In the utmost isolation of their mourning Majnun and Orfeo express their grief, suffering and loneliness.
At this darkest moment the Narrator takes over again, while the animals and the choir gather around the two devastated lovers and poets. The Narrator tells how Orfeo, though surrounded by the friendly beasts, was ripped apart in ecstasy by the worshippers of the God Dionysos. Orfeo and Majnun themselves, joined by Eurydice and Layla, finish their stories: Majnun died at Layla’s tomb and was then buried together with her, united in death and in paradise, while Orfeo, against all odds, was given Eurydice back again by the god of love.
Orfeo’s lyre, according to the myth, was turned into a stellar constellation, and the craters of the recently discovered asteroid Eros are named after the starcrossed lovers. While the choir and the singers praise the power of love, the question remains, why this love in stories and reality often is hindered by obstacles rather than find fulfillment. Inmidst the hymn of love the narrator is calling for a change of our minds for the sake of love.
Synopsis written by Martina Winkel
4 things to know about Orfeo & Majnun
1° About the project
The opera Orfeo & Majnun emerges out of a community project led by La Monnaie and the Festival d’Aix-en-Provence. The two stories at its hear - Orfeo and Eurydice and Leïla and Majnoun - emerged from different cultures, varied musical styles and languages.
Orpheus and Eurydice are mythological characters from Ovid’s Metamorphoses. The Leïla and Majnoun legend was written by the Persian poet Nizami in 1188.
The opera is multilingual: Orpheus and Eurydice sing in English, Layla and Majnun in Arabic, and a female narrator tells the story in French.

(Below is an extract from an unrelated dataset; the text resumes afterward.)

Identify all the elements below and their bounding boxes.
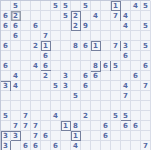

Two directors work on this project, Airan Berg and Martina Winkel. Three composers, each of whom specialized in a different kind of music, worked together on the score, which can be described as a fusion of Western and Middle Eastern styles of music and singing : British composer Howard Moody, French-Palestinian composer and singer, oud-player Moneim Adwan and Dutch composer Dick van der Harst. Roger Titley is responsible for the creation and manipulation of the imposing animal puppets.